When I first wrote Thief, a play inspired by, as someone once said “everything bad in the world,” it was a given it would premiere at the Brighton Fringe, a place edgy independent work can still breathe and flourish.

When it won the prestigious Best Performance Award there, it was a no brainer to bring it to our own Fringe.

Then London wanted it. Thief was invited to play the Lost Theatre. And Orkney - I have to admit I never expected Sailor, the play’s solitary character to be sailing into Stromness and then across to the Isle of Hoy.

The Leith Festival was next, in a tiny venue lit only by candles and oil-lamps (not really, they were battery powered imposters, health and safety and all that).

Never, in a million years, however, did I ever expect to find Thief on Broadway, 42nd Street no less, slap bang in the heart of Manhattan Island. Yet that’s exactly where I found myself last week, thanks to an American actor I first worked with nearly two decades ago.

Bob Lyness and I appeared together in a play called Dead Serious at the Demarco Foundation more years ago than either of us care to remember.

It was a fun piece - playing a psychotic killer always is. A year later we teamed up again when I narrated Pulse, a movement-based work from Washington DC’s Open Circle Ensemble Theater.

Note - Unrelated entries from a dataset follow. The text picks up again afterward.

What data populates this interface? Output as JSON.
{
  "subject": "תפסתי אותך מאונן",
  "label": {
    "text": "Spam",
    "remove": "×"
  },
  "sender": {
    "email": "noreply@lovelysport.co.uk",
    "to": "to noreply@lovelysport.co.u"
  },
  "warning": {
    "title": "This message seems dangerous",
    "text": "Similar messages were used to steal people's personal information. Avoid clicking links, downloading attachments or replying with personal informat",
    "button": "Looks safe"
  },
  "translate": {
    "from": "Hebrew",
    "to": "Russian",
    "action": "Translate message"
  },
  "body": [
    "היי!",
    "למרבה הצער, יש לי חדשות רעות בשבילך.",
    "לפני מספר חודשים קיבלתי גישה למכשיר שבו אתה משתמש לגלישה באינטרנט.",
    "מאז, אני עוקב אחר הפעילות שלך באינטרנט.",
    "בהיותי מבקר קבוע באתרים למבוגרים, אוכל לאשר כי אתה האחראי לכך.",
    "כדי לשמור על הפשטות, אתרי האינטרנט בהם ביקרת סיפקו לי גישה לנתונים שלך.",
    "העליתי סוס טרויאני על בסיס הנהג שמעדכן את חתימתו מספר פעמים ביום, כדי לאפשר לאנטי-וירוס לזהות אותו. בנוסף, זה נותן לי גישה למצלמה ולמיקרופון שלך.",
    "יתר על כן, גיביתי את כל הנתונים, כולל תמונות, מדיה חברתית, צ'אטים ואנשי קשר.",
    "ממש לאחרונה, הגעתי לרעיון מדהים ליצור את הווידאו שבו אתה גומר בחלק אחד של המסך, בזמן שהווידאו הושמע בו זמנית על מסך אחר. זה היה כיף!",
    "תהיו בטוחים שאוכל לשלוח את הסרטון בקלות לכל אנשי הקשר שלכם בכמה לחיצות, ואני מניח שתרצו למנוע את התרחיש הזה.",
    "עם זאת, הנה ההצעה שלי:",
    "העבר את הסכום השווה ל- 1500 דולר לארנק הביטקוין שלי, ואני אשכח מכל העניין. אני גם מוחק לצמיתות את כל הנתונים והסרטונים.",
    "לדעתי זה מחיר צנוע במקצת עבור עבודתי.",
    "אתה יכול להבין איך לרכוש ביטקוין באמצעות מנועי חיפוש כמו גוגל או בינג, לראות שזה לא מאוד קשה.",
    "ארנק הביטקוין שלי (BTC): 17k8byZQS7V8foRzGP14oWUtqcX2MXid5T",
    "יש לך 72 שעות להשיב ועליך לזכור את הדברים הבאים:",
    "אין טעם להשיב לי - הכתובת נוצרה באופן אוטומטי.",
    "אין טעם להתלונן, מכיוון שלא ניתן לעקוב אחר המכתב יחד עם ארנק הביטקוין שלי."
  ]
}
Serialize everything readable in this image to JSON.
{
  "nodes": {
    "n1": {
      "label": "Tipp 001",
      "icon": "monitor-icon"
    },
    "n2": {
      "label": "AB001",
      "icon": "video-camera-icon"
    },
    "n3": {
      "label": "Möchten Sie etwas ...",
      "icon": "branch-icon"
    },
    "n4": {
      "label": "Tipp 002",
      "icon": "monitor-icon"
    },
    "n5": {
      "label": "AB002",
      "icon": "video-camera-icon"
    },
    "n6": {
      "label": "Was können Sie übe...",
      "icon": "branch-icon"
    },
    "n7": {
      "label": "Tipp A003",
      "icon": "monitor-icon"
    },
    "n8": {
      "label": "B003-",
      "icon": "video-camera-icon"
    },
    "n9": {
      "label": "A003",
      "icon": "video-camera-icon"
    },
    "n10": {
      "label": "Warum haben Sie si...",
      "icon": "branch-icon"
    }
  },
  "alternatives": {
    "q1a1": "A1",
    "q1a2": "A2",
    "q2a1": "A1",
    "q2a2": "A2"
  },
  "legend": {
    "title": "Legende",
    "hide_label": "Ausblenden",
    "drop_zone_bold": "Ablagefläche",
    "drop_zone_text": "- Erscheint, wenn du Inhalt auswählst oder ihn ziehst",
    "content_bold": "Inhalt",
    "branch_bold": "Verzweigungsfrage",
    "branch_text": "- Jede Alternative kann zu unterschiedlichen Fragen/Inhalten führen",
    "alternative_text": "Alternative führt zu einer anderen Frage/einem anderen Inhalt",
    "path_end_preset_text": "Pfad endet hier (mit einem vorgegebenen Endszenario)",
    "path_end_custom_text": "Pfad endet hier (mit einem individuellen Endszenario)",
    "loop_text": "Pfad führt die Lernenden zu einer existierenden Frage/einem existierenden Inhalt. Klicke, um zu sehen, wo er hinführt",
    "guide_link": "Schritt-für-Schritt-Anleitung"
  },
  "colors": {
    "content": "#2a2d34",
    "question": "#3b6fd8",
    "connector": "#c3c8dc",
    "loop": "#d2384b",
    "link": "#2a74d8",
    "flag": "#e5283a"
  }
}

In the years since we’ve kept in touch. Then in 2015, Bob came to see Thief at the Fringe and immediately decided America had to see Stephen Humpage as Sailor.

“I’ll produce and bring it to the States,” he promised.

It’s the sort of thing you hear a lot in theatre, seldom is such a promise delivered.

But Bob was as good as his word, engineering an invite for Thief to appear at United Solo, the biggest one-man play festival in the world.

Which is how I found myself walking down Seventh Avenue fretting over how the piece would be received.

With themes of sexual violence, abuse and nudity, would it all be too much for a conservative Broadway audience more used to the likes of Les Mis and Wicked?

I need not have worried. New York welcomed us with unbridled enthusiasm and a standing ovation for Stephen.

So thank you Bob for having faith in Thief and wanting to share it. The problem now is, where do you go after Broadway? What can possibly top that? A film, that’s what, and an independent one at that.

I floated the idea on Facebook the other day, the response was so dramatic I could have cast it three times over.

But, if anything, the success of Thief, which has never received a penny public funding, confirms my long held belief that in life you have to dream. Without a dream, nothing happens.

So, who knows, maybe this time next year the adventures of Sailor will be on a screen near you.

Who wants to be part of the adventure?